A few models that I-banking utilizes are as follows:

Flow Monster: This business model is based on quality-driven research, efficient technology, a competitive pricing model, and strong sales.

Product Specialist: As the name suggests, it is centered around a particular product or service. The managers should have entire knowledge: what distinct features does that particular product have.

Risk Manager: Centred around risk-centric approach. Calculated and intelligent risks are being taken.

Regional Champion: It cross-sells risk management and financing modules to its existing clients.

Primary Markets Powerhouse: It focuses on an advisory role and less frequent deals.

A focussed approach is required to ace in the highly competitive markets of today. Another feature required to survive in the tough market is intense discipline and a detailed understanding of its clients.
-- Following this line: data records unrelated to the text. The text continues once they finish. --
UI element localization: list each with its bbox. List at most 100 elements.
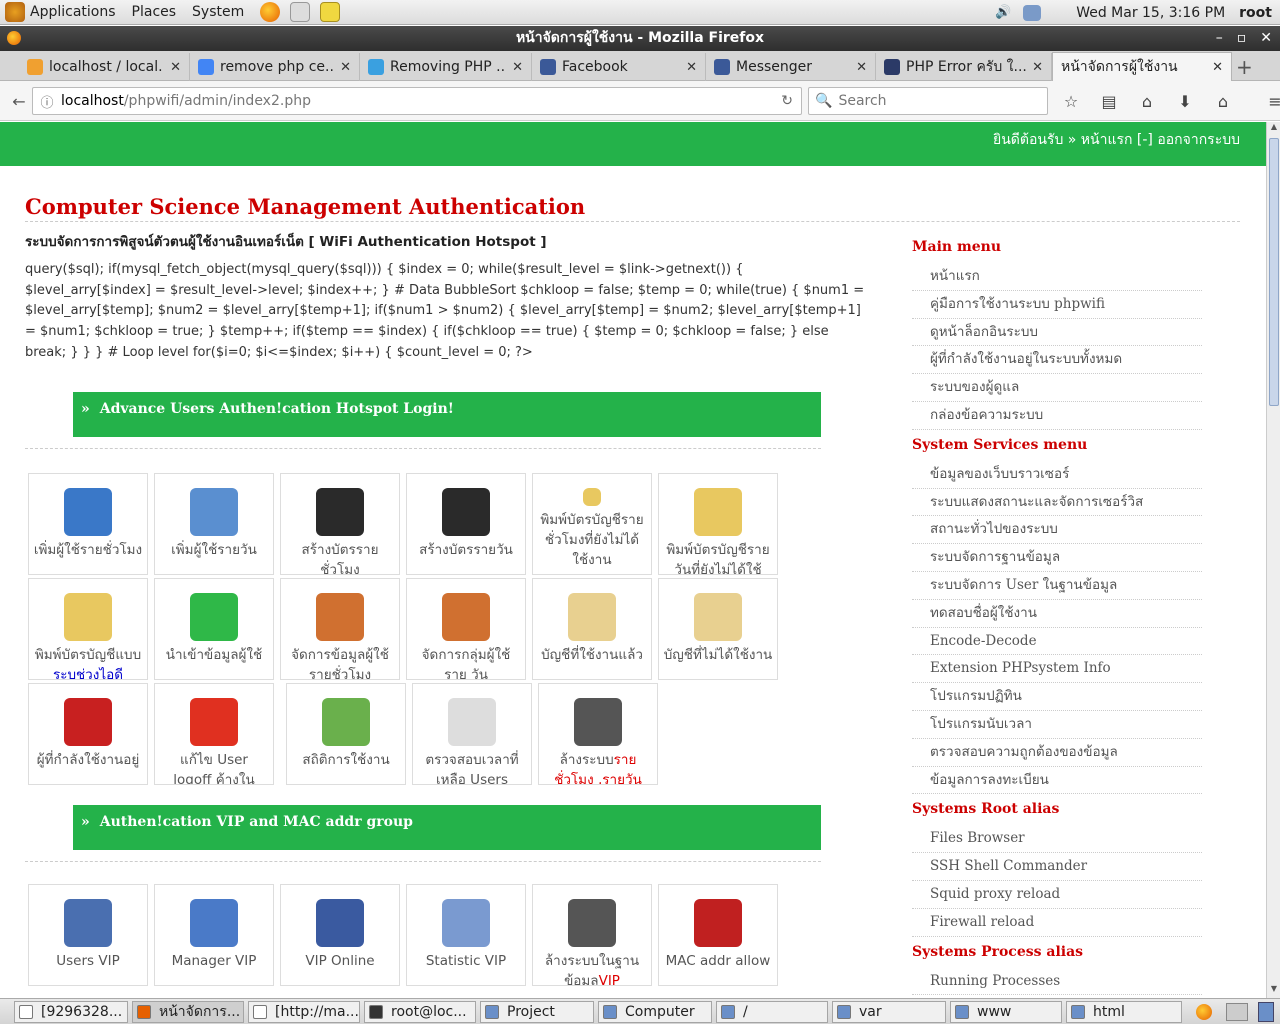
mac-addr-allow-tile[interactable]: MAC addr allow <box>658 884 778 986</box>
scroll-up-icon[interactable]: ▲ <box>1267 122 1280 136</box>
sidebar-item[interactable]: ระบบของผู้ดูแล <box>912 374 1202 402</box>
system-menu[interactable]: System <box>184 4 252 20</box>
sidebar-item[interactable]: โปรแกรมนับเวลา <box>912 711 1202 739</box>
clear-vip-db-tile[interactable]: ล้างระบบในฐาน ข้อมูลVIP <box>532 884 652 986</box>
manage-hourly-users-tile[interactable]: จัดการข้อมูลผู้ใช้ รายชั่วโมง <box>280 578 400 680</box>
vertical-scrollbar[interactable]: ▲ ▼ <box>1266 122 1280 998</box>
sidebar-item[interactable]: Squid proxy reload <box>912 881 1202 909</box>
taskbar-item[interactable]: [http://ma... <box>248 1001 360 1023</box>
clear-hourly-daily-tile[interactable]: ล้างระบบราย ชั่วโมง ,รายวัน <box>538 683 658 785</box>
notes-launcher-icon[interactable] <box>320 2 341 22</box>
welcome-links[interactable]: ยินดีต้อนรับ » หน้าแรก [-] ออกจากระบบ <box>993 129 1240 151</box>
sidebar-item[interactable]: โปรแกรมปฏิทิน <box>912 683 1202 711</box>
add-daily-user-tile[interactable]: เพิ่มผู้ใช้รายวัน <box>154 473 274 575</box>
tab-7[interactable]: หน้าจัดการผู้ใช้งาน ✕ <box>1052 52 1232 81</box>
taskbar-item[interactable]: Project <box>480 1001 594 1023</box>
minimize-icon[interactable]: – <box>1216 26 1223 51</box>
manager-vip-tile[interactable]: Manager VIP <box>154 884 274 986</box>
tab-close-icon[interactable]: ✕ <box>856 60 867 75</box>
clock[interactable]: Wed Mar 15, 3:16 PM <box>1076 5 1225 21</box>
tab-close-icon[interactable]: ✕ <box>340 60 351 75</box>
sidebar-item[interactable]: หน้าแรก <box>912 263 1202 291</box>
places-menu[interactable]: Places <box>124 4 185 20</box>
tab-5[interactable]: Messenger ✕ <box>706 53 876 81</box>
print-daily-unused-tile[interactable]: พิมพ์บัตรบัญชีราย วันที่ยังไม่ได้ใช้งาน <box>658 473 778 575</box>
sidebar-item[interactable]: สถานะทั่วไปของระบบ <box>912 516 1202 545</box>
reading-list-icon[interactable]: ▤ <box>1094 86 1124 116</box>
sidebar-item[interactable]: ดูหน้าล็อกอินระบบ <box>912 319 1202 347</box>
tab-close-icon[interactable]: ✕ <box>170 60 181 75</box>
user-menu[interactable]: root <box>1239 5 1272 21</box>
check-remaining-time-tile[interactable]: ตรวจสอบเวลาที่ เหลือ Users <box>412 683 532 785</box>
scrollbar-thumb[interactable] <box>1269 138 1279 406</box>
sidebar-item[interactable]: ข้อมูลการลงทะเบียน <box>912 767 1202 795</box>
tab-1[interactable]: localhost / local... ✕ <box>19 53 190 81</box>
users-vip-tile[interactable]: Users VIP <box>28 884 148 986</box>
used-accounts-tile[interactable]: บัญชีที่ใช้งานแล้ว <box>532 578 652 680</box>
trash-icon[interactable] <box>1258 1002 1274 1022</box>
tab-2[interactable]: remove php ce... ✕ <box>190 53 360 81</box>
sidebar-item[interactable]: กล่องข้อความระบบ <box>912 402 1202 430</box>
bookmark-star-icon[interactable]: ☆ <box>1056 86 1086 116</box>
sidebar-item[interactable]: ผู้ที่กำลังใช้งานอยู่ในระบบทั้งหมด <box>912 346 1202 375</box>
reload-icon[interactable]: ↻ <box>781 93 793 109</box>
vip-online-tile[interactable]: VIP Online <box>280 884 400 986</box>
firefox-launcher-icon[interactable] <box>260 2 281 22</box>
tab-6[interactable]: PHP Error ครับ ใ... ✕ <box>876 53 1052 81</box>
taskbar-item[interactable]: / <box>716 1001 828 1023</box>
mail-launcher-icon[interactable] <box>290 2 311 22</box>
tab-close-icon[interactable]: ✕ <box>1212 60 1223 75</box>
usage-statistics-tile[interactable]: สถิติการใช้งาน <box>286 683 406 785</box>
back-arrow-icon[interactable]: ← <box>4 86 34 116</box>
pocket-icon[interactable]: ⌂ <box>1132 86 1162 116</box>
taskbar-item[interactable]: หน้าจัดการ... <box>132 1001 244 1023</box>
network-icon[interactable] <box>1023 4 1042 21</box>
new-tab-icon[interactable]: + <box>1236 55 1253 79</box>
volume-icon[interactable]: 🔊 <box>993 3 1013 23</box>
tab-close-icon[interactable]: ✕ <box>512 60 523 75</box>
close-icon[interactable]: ✕ <box>1260 26 1272 51</box>
print-id-range-tile[interactable]: พิมพ์บัตรบัญชีแบบ ระบุช่วงไอดี <box>28 578 148 680</box>
import-users-tile[interactable]: นำเข้าข้อมูลผู้ใช้ <box>154 578 274 680</box>
add-hourly-user-tile[interactable]: เพิ่มผู้ใช้รายชั่วโมง <box>28 473 148 575</box>
print-hourly-unused-tile[interactable]: พิมพ์บัตรบัญชีราย ชั่วโมงที่ยังไม่ได้ ใช… <box>532 473 652 575</box>
home-icon[interactable]: ⌂ <box>1208 86 1238 116</box>
search-input[interactable]: 🔍 Search <box>808 87 1048 115</box>
fix-user-logoff-tile[interactable]: แก้ไข User logoff ค้างในระบบ <box>154 683 274 785</box>
sidebar-item[interactable]: Encode-Decode <box>912 628 1202 656</box>
sidebar-item[interactable]: ระบบแสดงสถานะและจัดการเซอร์วิส <box>912 489 1202 517</box>
taskbar-item[interactable]: html <box>1066 1001 1182 1023</box>
sidebar-item[interactable]: Extension PHPsystem Info <box>912 655 1202 684</box>
tab-4[interactable]: Facebook ✕ <box>532 53 706 81</box>
unused-accounts-tile[interactable]: บัญชีที่ไม่ได้ใช้งาน <box>658 578 778 680</box>
firefox-tray-icon[interactable] <box>1196 1004 1212 1020</box>
create-daily-card-tile[interactable]: สร้างบัตรรายวัน <box>406 473 526 575</box>
statistic-vip-tile[interactable]: Statistic VIP <box>406 884 526 986</box>
tab-close-icon[interactable]: ✕ <box>1032 60 1043 75</box>
gnome-foot-icon[interactable] <box>5 2 25 22</box>
scroll-down-icon[interactable]: ▼ <box>1267 984 1280 998</box>
downloads-icon[interactable]: ⬇ <box>1170 86 1200 116</box>
sidebar-item[interactable]: Running Processes <box>912 968 1202 996</box>
hamburger-menu-icon[interactable]: ≡ <box>1260 86 1280 116</box>
taskbar-item[interactable]: Computer <box>598 1001 712 1023</box>
url-bar[interactable]: ⓘ localhost/phpwifi/admin/index2.php ↻ <box>32 87 802 115</box>
taskbar-item[interactable]: www <box>950 1001 1062 1023</box>
sidebar-item[interactable]: ข้อมูลของเว็บบราวเซอร์ <box>912 461 1202 489</box>
sidebar-item[interactable]: ตรวจสอบความถูกต้องของข้อมูล <box>912 739 1202 767</box>
taskbar-item[interactable]: var <box>832 1001 946 1023</box>
applications-menu[interactable]: Applications <box>30 4 124 20</box>
create-hourly-card-tile[interactable]: สร้างบัตรราย ชั่วโมง <box>280 473 400 575</box>
sidebar-item[interactable]: SSH Shell Commander <box>912 853 1202 881</box>
manage-daily-groups-tile[interactable]: จัดการกลุ่มผู้ใช้ราย วัน <box>406 578 526 680</box>
sidebar-item[interactable]: Firewall reload <box>912 909 1202 937</box>
online-users-tile[interactable]: ผู้ที่กำลังใช้งานอยู่ <box>28 683 148 785</box>
tab-close-icon[interactable]: ✕ <box>686 60 697 75</box>
sidebar-item[interactable]: ระบบจัดการฐานข้อมูล <box>912 544 1202 572</box>
tab-3[interactable]: Removing PHP ... ✕ <box>360 53 532 81</box>
workspace-switcher-icon[interactable] <box>1226 1003 1248 1021</box>
maximize-icon[interactable]: ▫ <box>1237 26 1247 51</box>
taskbar-item[interactable]: [9296328... <box>14 1001 128 1023</box>
sidebar-item[interactable]: คู่มือการใช้งานระบบ phpwifi <box>912 291 1202 319</box>
sidebar-item[interactable]: ระบบจัดการ User ในฐานข้อมูล <box>912 572 1202 600</box>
The functions of Investment banks are quite complex and multi-layered. Financial technology plays an important role in simplifying these functions. I-banks should go with the models that are perfectly suited to the evolving times and in sync with the technological prowess. A keen understanding of the economy and financial ecosystems are necessary as well. The reduction of operational costs with technological advancements might be the way to survive in the hyper-competitive world. A client-centric approach will always ensure increasing returns. It is becoming tougher and tougher to survive in the capital markets and the I-banks have their task cut out.

And as Warren Buffet quotes, “It takes 150 years to build an investment bank and only five minutes to convince you to sell me preferred stock in it at a 10% interest rate.”